The global financial architecture underpinned by the IMF and the World Bank has, for several decades, been in need of radical reform to remove its inherent deficiencies — for instance, its democratic deficit, exclusive reliance on the US dollar as an international reserve currency, inability to regulate the international financial market and the severe resource crunch it faces in dealing with crisis situations.
As members of the G-20, the BRICS countries played an important part in pulling the world economy back from the precipice after the 2008 crisis. They did this by maintaining the momentum of their own economic growth through the implementation of large rescue packages and by exerting pressure on the G-20 to mobilise additional resources, a large part of which went to developing countries. In the process, the resources of the IMF were enhanced from $250 billion to $750 billion and for the first time after the early 1970s, a general allocation of supplementary drawing rights was made. This brought closer to reality the long-cherished ambition of vastly enhancing the IMF’s resources to enable it to play its mandated role in the international monetary system and to create an international reserve currency as an alternative to the dollar.
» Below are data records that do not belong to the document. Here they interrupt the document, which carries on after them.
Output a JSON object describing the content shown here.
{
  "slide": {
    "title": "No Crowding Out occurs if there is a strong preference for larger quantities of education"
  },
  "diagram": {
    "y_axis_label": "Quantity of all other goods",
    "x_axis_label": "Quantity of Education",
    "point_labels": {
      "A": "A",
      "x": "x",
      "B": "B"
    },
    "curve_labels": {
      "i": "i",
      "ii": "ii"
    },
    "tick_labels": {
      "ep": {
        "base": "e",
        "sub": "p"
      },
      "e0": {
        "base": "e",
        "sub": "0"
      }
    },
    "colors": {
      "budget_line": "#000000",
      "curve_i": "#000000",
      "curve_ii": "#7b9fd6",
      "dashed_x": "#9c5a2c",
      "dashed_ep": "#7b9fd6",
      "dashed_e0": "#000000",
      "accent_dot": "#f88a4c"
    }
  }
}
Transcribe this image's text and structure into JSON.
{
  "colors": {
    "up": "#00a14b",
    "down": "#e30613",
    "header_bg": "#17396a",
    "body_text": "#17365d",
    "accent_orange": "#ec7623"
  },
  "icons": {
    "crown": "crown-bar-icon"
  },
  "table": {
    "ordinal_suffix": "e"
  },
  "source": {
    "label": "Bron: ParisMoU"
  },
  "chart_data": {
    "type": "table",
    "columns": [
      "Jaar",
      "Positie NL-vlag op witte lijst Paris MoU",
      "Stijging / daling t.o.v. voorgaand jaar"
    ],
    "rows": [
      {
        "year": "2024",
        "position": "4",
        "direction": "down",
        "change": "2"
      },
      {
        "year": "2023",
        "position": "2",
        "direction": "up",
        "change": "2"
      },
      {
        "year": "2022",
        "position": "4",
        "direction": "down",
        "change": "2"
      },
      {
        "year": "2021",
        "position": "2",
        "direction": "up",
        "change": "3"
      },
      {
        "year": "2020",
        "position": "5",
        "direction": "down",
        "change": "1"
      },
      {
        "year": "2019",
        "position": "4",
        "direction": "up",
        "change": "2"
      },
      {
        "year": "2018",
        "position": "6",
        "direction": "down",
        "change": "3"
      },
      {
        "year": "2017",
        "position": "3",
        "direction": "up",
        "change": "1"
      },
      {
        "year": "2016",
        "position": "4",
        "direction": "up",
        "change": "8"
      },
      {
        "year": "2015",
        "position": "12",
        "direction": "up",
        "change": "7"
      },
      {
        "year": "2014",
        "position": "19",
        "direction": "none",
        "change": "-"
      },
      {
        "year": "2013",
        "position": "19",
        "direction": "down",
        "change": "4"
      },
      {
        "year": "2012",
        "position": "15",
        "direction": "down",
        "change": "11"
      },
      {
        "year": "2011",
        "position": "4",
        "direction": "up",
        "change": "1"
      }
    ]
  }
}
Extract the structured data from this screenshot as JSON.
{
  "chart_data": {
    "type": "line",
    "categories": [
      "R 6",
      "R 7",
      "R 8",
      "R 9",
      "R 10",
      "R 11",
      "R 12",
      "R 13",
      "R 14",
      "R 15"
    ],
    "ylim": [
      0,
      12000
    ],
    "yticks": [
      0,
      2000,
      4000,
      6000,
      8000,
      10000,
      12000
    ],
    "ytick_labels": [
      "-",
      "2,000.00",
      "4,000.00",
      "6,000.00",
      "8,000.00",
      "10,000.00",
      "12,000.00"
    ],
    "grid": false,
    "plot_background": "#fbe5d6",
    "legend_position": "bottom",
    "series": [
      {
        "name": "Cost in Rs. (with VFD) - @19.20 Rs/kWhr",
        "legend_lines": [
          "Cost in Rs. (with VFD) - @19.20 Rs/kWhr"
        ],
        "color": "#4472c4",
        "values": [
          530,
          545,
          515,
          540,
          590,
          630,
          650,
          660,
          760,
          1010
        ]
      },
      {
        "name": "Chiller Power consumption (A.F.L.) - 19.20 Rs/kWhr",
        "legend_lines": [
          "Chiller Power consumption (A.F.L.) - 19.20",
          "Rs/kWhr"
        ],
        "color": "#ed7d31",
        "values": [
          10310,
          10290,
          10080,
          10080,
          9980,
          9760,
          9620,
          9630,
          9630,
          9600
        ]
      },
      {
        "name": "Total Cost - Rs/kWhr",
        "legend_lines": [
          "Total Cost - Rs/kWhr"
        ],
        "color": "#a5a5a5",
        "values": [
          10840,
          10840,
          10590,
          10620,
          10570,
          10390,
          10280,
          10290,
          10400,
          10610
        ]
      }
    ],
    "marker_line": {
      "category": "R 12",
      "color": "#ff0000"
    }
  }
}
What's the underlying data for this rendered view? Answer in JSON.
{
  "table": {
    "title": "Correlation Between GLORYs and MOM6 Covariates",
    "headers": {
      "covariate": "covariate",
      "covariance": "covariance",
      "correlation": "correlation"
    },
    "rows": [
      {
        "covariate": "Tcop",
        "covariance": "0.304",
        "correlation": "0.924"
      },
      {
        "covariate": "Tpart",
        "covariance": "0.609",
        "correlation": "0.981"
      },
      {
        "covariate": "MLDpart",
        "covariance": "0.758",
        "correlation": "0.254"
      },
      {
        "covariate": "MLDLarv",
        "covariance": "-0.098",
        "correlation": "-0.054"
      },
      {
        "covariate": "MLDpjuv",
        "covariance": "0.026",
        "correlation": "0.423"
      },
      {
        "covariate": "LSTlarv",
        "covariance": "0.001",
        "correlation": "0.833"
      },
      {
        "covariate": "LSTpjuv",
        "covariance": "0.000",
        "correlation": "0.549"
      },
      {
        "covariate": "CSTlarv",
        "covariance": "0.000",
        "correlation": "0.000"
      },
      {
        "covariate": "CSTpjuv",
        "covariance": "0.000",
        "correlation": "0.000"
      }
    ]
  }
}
The crisis also triggered intensive discussion on reform. Progress was made in reaching an agreement in 2009 on restructuring IMF quotas by bringing about a shift of 5 per cent from over-represented to under-represented member countries, thus raising the latter’s total quota to 48 per cent. This agreement, which is subject to ratification, has been languishing in the US Congress for the last five years. As a result, the next review of quotas, scheduled for January 2013 in order to further democratise the decision-making process inside the IMF, has been indefinitely postponed. Other reform proposals were never seriously pursued.
In this context, the initiative of the BRICS countries to establish a BRICS Development Bank (BDB) and put in place a contingency reserve arrangement (CRA) is significant. At their last summit in Durban, they agreed in principle to establish this institution. Now, an agreement has been reached on the objectives, functions, size of capital subscription, distribution among member countries, governance structure and operational mechanisms. It is hoped that the few differences that remained would have been resolved, and this initiative will be formally launched at the summit in Brazil.
There seems to be agreement that the BDB will have a total capital subscription of $50 billion, shared equally by the five member countries. Of this, the paid-up capital would be $10 billion. The initial capital of the CRA will be $100 billion, to be paid on call and not in advance. China’s share will be $41billion, that of Brazil, India and Russia, $18 billion each, and South Africa’s, $5 billion. The BDB will finance infrastructure and sustainable development projects of the BRICS and other emerging countries. The CRA will meet their short-term liquidity needs and forestall short-term liquidity pressure, strengthen financial stability and stabilise domestic currency. The fact that beneficiary countries will have access to an additional source of funding to tide over financial crises will increase investor confidence in their economies.
The BRICS countries have practical reasons to take this initiative. A study has estimated a gap of $1 trillion in financing infrastructure and sustainable development projects in emerging economies. The BDB is intended to bridge a part of this gap. Making the bank accessible to other emerging countries will strengthen solidarity, which is important to enhance the bargaining power of the BRICS in negotiations in global economic forums. The improved infrastructure in other developing countries will have a positive impact on attempts to forge stronger trade and economic ties. Capital subscriptions will help the BRICS diversify their options for reserve holdings. The BRICS have enhanced their foreign exchange reserves since 2008, and the availability of an alternative parking place in the form of short- and long-term loans to other developing countries should be regarded as a measure of fiscal prudence.
The BRICS know that they alone cannot change global monetary and financial systems. However, the BDB can help promote a more democratic and fair system of global financial governance. It cannot — nor is it intended to — replace the World Bank and the IMF. But its potential impact on the global financial architecture cannot be ignored. It will complement, though on a modest scale, the World Bank, IMF and the regional development banks and regional contingency payment arrangements. In the process, it will contribute to the strengthening of the global financial architecture. It will also help the BRICS and other developing countries to strengthen their voice in the financial and monetary system. How successful they are in achieving these wider objectives will depend upon the scale and speed of the operation of the BDB and CRA.